I can already calculate $\mathbf{p}(\mathbf{x})$ as needed, and if I can show that it is a valid gradient, I think the gradient theorem says that $B(\mathbf{x_1})-B(\mathbf{x_0})$ = $\int^\mathbf{x_1}_\mathbf{x_0}{\mathbf{p}(\mathbf{x}) \cdot d\mathbf{x}}$, which I can calculate numerically. However, if $\mathbf{p}(\mathbf{x})$ is not a valid gradient of any function, then the line integral is path-dependent and $B$ is ill-defined.
So my question is, is it possible to show that $\mathbf{p}(\mathbf{x})$ as defined here is a valid gradient? Or are there conditions that I could apply to guarantee that it is? I've spent a couple of days trying out variations on the chain rule, substituting terms, etc., but haven't made much headway.
$\newcommand{\dd}{\partial}\newcommand{\Del}{\nabla}\newcommand{\Vec}[1]{\mathbf{#1}}$Denoting the component functions of $\Vec{p}$ by $(p_{1}, \dots, p_{n})$, and assuming the function $u$ is of class $C^{2}$, the necessary integrability condition $$ \frac{\dd p_{j}}{\dd x_{i}} = \frac{\dd p_{i}}{\dd x_{j}}\quad\text{for all $i$, $j$,} \tag{*} $$ encodes equality of mixed partial derivatives for the (prospective) potential function $B$ of $\Vec{p}$. If the domain of $u$ is simply-connected, this integrability condition is also sufficient. (In three variables, this is the "vanishing curl" condition $\Del \times \Vec{p} = 0$.)

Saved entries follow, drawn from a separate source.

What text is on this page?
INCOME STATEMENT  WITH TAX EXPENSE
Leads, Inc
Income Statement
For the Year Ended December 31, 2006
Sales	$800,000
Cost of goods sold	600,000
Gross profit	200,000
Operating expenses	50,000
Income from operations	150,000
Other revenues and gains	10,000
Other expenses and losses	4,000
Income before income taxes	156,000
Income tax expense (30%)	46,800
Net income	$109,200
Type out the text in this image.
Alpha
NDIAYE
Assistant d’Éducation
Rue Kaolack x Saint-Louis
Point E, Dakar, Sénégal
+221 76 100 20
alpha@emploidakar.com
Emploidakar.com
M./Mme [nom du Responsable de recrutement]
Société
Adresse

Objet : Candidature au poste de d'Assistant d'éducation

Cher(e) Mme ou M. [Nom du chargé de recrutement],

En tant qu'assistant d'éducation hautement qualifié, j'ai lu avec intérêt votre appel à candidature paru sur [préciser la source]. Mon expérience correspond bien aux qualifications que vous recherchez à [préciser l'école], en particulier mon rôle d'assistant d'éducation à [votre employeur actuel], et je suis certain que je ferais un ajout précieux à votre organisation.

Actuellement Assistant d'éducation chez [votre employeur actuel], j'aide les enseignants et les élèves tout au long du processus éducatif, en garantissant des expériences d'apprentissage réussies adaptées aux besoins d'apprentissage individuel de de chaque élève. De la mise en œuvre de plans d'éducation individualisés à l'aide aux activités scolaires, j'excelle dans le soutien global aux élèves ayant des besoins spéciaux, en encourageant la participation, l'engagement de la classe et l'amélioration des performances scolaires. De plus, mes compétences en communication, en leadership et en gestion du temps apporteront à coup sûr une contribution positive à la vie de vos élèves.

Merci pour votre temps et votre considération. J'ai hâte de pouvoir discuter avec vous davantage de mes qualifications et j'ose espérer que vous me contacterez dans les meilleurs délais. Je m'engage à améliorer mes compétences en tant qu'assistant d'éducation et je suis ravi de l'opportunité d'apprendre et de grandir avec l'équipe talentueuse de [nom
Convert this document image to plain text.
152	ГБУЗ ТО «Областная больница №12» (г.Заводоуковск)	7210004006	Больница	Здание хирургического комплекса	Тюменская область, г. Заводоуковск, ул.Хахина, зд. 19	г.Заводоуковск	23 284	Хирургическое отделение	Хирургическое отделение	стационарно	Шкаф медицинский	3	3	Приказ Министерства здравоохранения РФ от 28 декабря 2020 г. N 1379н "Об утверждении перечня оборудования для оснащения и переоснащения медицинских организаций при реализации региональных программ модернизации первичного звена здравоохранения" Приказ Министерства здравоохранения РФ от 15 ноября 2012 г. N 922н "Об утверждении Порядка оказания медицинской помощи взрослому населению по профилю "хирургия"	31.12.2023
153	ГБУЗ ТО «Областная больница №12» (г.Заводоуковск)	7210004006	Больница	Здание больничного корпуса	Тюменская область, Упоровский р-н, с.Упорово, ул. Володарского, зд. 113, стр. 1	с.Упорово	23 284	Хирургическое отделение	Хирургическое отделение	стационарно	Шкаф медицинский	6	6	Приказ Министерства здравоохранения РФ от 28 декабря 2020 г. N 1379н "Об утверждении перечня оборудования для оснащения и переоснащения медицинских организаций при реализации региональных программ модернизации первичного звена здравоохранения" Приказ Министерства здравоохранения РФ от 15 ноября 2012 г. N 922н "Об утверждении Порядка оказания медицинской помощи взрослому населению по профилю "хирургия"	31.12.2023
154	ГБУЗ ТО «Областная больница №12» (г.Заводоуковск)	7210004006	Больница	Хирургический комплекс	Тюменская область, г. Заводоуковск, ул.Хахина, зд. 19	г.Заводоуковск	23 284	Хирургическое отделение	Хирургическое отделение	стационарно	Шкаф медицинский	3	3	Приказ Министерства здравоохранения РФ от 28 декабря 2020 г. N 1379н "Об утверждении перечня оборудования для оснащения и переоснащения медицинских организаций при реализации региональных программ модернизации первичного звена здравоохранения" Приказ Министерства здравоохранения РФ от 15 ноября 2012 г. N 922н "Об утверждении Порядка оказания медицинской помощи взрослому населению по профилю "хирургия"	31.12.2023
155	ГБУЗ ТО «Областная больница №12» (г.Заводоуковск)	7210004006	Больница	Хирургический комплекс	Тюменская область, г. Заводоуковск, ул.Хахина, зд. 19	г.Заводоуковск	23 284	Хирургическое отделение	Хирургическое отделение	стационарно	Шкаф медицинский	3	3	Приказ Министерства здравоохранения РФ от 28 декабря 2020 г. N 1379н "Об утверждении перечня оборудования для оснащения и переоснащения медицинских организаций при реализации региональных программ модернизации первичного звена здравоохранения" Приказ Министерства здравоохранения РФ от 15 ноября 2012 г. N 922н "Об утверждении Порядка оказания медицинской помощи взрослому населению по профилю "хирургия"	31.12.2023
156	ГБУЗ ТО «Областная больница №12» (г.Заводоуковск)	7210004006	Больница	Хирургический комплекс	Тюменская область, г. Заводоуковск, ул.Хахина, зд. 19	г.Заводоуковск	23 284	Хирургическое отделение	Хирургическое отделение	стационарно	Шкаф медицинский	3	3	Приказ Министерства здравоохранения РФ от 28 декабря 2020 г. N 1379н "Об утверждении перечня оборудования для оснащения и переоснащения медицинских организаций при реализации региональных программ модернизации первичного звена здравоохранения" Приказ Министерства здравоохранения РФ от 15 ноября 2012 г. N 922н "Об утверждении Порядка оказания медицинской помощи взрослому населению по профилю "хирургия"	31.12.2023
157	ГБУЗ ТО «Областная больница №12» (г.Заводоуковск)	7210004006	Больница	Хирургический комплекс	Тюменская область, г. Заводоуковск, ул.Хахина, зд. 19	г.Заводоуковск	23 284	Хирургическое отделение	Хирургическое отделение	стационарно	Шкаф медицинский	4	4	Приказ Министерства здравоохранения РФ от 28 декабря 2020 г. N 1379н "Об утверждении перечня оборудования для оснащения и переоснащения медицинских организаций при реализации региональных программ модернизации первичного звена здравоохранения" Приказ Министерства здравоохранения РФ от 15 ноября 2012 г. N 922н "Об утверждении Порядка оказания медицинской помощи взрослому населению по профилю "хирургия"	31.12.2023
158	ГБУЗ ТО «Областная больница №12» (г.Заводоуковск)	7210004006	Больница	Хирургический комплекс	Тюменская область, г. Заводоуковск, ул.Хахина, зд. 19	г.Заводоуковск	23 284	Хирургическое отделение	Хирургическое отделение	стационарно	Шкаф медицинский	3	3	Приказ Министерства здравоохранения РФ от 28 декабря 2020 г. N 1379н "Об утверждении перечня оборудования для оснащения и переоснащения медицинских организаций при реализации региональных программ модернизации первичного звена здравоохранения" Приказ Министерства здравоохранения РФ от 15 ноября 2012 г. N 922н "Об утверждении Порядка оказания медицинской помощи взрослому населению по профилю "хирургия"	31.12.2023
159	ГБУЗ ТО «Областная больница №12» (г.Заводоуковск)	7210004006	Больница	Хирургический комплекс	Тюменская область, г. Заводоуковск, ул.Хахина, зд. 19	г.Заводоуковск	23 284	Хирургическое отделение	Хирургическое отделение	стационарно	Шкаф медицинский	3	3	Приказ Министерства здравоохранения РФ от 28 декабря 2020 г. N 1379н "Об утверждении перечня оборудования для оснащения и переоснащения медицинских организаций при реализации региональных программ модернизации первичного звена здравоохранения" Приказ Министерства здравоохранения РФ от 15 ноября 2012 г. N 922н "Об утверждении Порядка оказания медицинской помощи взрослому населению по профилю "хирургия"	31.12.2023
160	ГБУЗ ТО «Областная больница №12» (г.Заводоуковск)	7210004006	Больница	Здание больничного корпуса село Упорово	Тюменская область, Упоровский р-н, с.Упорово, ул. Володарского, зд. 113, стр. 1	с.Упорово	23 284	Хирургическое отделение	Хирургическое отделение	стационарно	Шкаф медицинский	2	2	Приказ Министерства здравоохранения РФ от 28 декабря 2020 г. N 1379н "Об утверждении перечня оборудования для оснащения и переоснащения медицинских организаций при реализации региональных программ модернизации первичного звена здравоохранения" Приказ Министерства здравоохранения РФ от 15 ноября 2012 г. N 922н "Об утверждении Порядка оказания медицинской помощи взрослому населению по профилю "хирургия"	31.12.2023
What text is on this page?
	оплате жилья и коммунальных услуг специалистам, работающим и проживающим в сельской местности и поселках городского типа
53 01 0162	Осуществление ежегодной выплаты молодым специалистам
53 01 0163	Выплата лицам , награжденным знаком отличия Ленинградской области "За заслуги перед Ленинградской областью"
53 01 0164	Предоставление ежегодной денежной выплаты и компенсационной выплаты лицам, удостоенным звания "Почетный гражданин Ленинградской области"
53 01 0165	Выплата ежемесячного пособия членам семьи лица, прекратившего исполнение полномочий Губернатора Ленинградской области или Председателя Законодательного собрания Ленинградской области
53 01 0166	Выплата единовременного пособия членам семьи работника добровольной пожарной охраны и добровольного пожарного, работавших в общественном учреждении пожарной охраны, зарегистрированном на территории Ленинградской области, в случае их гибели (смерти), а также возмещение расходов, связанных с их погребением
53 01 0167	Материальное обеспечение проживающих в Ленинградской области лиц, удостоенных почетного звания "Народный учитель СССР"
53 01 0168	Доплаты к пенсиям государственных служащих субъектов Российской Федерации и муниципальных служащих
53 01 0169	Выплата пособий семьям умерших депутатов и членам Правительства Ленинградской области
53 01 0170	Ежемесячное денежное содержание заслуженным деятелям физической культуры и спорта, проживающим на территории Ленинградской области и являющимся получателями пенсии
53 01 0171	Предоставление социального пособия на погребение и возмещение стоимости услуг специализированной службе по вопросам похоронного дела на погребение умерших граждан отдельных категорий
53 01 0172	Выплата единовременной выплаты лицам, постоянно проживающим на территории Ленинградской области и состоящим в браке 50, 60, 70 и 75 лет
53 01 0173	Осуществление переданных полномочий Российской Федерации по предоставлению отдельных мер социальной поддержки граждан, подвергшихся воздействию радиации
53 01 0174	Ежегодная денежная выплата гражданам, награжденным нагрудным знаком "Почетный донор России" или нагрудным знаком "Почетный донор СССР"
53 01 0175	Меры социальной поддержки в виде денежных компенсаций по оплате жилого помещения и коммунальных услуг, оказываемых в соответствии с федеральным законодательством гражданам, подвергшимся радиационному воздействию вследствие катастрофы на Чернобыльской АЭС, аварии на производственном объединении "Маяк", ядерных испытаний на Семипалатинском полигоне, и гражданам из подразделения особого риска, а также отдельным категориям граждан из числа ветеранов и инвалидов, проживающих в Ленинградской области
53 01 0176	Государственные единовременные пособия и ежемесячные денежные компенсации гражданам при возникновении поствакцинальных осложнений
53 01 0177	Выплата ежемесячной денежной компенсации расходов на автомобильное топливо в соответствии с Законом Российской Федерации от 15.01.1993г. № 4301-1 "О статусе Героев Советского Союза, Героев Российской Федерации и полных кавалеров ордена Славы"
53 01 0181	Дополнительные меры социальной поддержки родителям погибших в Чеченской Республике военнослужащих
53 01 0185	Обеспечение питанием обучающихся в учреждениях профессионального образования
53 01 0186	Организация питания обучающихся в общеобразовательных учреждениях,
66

In your situation (omitting dependence of the gradient on $\Vec{x}$ out of laziness), $$ p_{i} = \frac{1}{(\Del u \cdot \Vec{x})}\, \frac{\dd u}{\dd x_{i}}. $$ Consequently, \begin{align*} \frac{\dd p_{i}}{\dd x_{j}} &= \frac{1}{(\Del u \cdot \Vec{x})}\, \frac{\dd^{2} u}{\dd x_{j}\, \dd x_{i}} - \frac{1}{(\Del u \cdot \Vec{x})^{2}}\, \frac{\dd u}{\dd x_{i}} \, \frac{\dd}{\dd x_{j}}(\Del u \cdot \Vec{x}) \\ % &= \frac{1}{(\Del u \cdot \Vec{x})}\, \frac{\dd^{2} u}{\dd x_{j}\, \dd x_{i}} - \frac{1}{(\Del u \cdot \Vec{x})^{2}}\, \frac{\dd u}{\dd x_{i}} \left[\frac{\dd u}{\dd x_{j}} + \Del\left(\frac{\dd u}{\dd x_{j}}\right) \cdot \Vec{x}\right] \\ % &= \frac{1}{(\Del u \cdot \Vec{x})}\, \frac{\dd^{2} u}{\dd x_{j}\, \dd x_{i}} - \frac{1}{(\Del u \cdot \Vec{x})^{2}}\, \frac{\dd u}{\dd x_{i}} \left[\frac{\dd u}{\dd x_{j}} + \sum_{k} x_{k} \frac{\dd^{2} u}{\dd x_{k}\, \dd x_{j}}\right]. \end{align*} That is, $\Vec{p}$ is a gradient field if and only if $$ \frac{\dd u}{\dd x_{i}} \sum_{k} x_{k}\, \frac{\dd^{2} u}{\dd x_{k}\, \dd x_{j}} = \frac{\dd u}{\dd x_{j}} \sum_{k} x_{k}\, \frac{\dd^{2} u}{\dd x_{k}\, \dd x_{i}}\quad\text{for all $i$, $j$,} $$ if and only if $$ \sum_{k} x_{k} \left[\frac{\dd u}{\dd x_{i}}\, \frac{\dd^{2} u}{\dd x_{k}\, \dd x_{j}} - \frac{\dd u}{\dd x_{j}}\, \frac{\dd^{2} u}{\dd x_{k}\, \dd x_{i}}\right] = 0\quad\text{for all $i$, $j$.} \tag{**} $$
Equation (*) does not generally hold for your $\Vec{p}$. For instance, if $u(x, y) = x + y^{2}$, then $\Del u = (1, 2y)$ and $\Del u \cdot \Vec{x} = x + 2y^{2}$, so $$ \Vec{p} = \frac{(1, 2y)}{x + 2y^{2}};\qquad p_{1} = \frac{1}{x + 2y^{2}},\quad p_{2} = \frac{2y}{x + 2y^{2}}. $$ A short computation gives $$ \frac{\dd p_{1}}{\dd y} = -\frac{4y}{(x + 2y^{2})^{2}} \neq -\frac{2y}{(x + 2y^{2})^{2}} = \frac{\dd p_{2}}{\dd x}. $$
In any event, and (*) or (**) is easier to check than the integral condition you've been considering.